Seeing this Kansan was a treat as we went right across the Hudson to Hoboken, NJ. I never had an idea of Hoboken, because unlike NYC and its outer boroughs, there were no sitcom families in NJ. The Sorpranos are somewhere in Jersey, but I don't have a television or cable, so I'm not paying extra for HBO (one of the few unchanging themes in my life). Hoboken has something about it that says "live here, enjoy yourself!" Apparently the downtown has more restaurants per capita than anywhere else, and it's true, you'd have an easier time finding indan food than a hardware store. One of the aspects of Hoboken that I liked is the same thing I liked about Brooklyn, you get more air space. The buildings don't rush up to the sky giving you only a feeling of being really walled in. Oh, being walled in is a part of NYC, especially if it isn't Greenwich Village, people say. It's cool, that's something that I've said in the past. There's a huge difference, though, between driving or walking around Manhattan and being astonished and waking up to only a morsel of sun because the building across the way blocks it. Then leaving your building and being confronted by the wall of 5 story facades all the way to the end of a long block. And that's not to mention midtown.

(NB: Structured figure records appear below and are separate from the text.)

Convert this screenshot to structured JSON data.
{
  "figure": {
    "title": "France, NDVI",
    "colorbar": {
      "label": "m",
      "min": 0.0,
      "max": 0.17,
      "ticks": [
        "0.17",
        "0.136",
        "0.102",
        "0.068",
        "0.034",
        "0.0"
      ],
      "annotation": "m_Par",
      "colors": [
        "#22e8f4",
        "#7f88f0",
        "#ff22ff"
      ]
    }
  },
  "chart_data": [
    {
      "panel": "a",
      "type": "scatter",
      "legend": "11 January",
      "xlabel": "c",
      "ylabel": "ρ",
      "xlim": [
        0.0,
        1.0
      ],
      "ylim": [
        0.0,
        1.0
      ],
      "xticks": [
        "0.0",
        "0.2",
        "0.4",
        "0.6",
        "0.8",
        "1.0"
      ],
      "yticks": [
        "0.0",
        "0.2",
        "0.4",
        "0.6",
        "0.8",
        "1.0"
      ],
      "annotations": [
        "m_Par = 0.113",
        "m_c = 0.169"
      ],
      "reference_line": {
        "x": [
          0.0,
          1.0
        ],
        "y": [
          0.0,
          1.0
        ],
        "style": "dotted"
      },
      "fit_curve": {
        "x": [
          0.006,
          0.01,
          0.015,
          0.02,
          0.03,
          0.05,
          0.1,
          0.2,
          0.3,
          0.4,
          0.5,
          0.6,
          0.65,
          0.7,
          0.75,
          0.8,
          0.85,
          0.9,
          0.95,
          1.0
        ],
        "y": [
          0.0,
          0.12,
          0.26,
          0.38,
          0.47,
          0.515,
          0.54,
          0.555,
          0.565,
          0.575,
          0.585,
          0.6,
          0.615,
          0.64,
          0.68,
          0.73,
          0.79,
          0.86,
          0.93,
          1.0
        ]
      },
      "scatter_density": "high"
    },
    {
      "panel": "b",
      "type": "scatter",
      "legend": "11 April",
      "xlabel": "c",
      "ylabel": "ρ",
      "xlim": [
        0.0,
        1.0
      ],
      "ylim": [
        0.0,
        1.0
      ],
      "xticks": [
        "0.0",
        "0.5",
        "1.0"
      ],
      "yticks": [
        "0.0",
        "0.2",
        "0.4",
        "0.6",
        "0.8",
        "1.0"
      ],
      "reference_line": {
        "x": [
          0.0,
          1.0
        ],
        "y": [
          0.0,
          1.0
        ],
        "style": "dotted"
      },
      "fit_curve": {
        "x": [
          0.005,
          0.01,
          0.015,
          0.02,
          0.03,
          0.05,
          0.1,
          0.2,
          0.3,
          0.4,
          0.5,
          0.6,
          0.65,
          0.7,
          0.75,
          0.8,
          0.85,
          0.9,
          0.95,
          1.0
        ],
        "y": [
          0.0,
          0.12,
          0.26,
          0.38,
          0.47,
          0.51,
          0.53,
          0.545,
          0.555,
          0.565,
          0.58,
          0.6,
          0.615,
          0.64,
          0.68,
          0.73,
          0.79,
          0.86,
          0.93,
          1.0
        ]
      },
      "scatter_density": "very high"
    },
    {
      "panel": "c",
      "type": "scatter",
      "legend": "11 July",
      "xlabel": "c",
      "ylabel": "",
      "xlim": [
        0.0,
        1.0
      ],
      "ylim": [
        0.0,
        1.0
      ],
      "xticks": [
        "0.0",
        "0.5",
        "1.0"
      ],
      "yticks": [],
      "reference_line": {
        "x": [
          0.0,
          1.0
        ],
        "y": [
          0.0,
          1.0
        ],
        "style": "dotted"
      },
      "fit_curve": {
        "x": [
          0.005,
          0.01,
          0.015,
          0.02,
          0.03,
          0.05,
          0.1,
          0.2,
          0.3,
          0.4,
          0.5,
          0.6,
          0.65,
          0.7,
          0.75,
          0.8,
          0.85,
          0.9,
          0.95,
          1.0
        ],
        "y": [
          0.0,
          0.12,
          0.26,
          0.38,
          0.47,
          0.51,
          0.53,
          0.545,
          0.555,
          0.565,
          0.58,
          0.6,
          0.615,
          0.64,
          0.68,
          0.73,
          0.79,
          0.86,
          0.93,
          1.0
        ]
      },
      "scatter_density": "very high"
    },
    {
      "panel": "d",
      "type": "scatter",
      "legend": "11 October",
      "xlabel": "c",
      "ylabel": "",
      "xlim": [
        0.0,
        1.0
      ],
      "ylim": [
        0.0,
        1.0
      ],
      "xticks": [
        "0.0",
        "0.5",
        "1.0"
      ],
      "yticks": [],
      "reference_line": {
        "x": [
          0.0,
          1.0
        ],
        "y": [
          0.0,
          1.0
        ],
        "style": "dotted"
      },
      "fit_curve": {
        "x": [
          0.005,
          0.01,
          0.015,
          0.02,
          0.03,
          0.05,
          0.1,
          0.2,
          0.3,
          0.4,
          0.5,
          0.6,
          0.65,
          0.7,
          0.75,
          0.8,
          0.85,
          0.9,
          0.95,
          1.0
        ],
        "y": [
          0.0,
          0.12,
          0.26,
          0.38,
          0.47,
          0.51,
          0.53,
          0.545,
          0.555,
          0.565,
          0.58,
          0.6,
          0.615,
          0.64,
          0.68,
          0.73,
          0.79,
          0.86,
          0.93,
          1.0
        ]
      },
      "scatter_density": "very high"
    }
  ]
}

There needs to be a New York exchange, a new one for people my age in my grey area of life. So what. I want to live on the outskirts of Orange County, commute 30 minutes 3 times a week to UNC while working somewhere, probably without much enthusiasm. Maybe I want to drive by all the pine trees, let those be the walls blocking my sun. At the same time, on the outskirts of Orange County there's someone waiting to be broken out and freed, in some way, by living here. His life could comprise anything from ultra corporate to used bookstore, but the importance is that so many people he read about did the same thing, sort of, and became successful here. Also, he has some visual memories of NYC, a collusion between 300 movies and 2 visits that makes certain aspects, like unemployment figures or a rather unwelcoming society, very hard to think about. So why shouldn't we switch? No trade backs, of course, but at least on the eight hour drive and the first week afterwards, both people will get what they want.

Spring is lovely here, but the yellow pollen wonderland of North Carolina I'm sure is even more wonderful. The sheer weight of the verdant landscape down there is so full of color that it'll even make children look up from their books on a long car ride. To make life good here, though, I went to the park two days in a row. A child came up to me today to hand me a ball. Apparently children, unlike their parents, nannies, and even dogs, haven't learned to fuzz out all the strangers around them. I also spent some time on the stoop, where I was joined by a Malaysian girl hired at the sushi restaurant next door. Pulling from my grab-bag of foreign languages, I said "Abakaba", to which she asked if I spoke Malay. Well, we all know the answer to that one. But now I have a reason to go next door for sushi. At least to keep someone talking who loves this country so much.

I had to put that title in, thanks to the Neutral Milk Hotel I've been listening to lately. Every title comes from a pop song.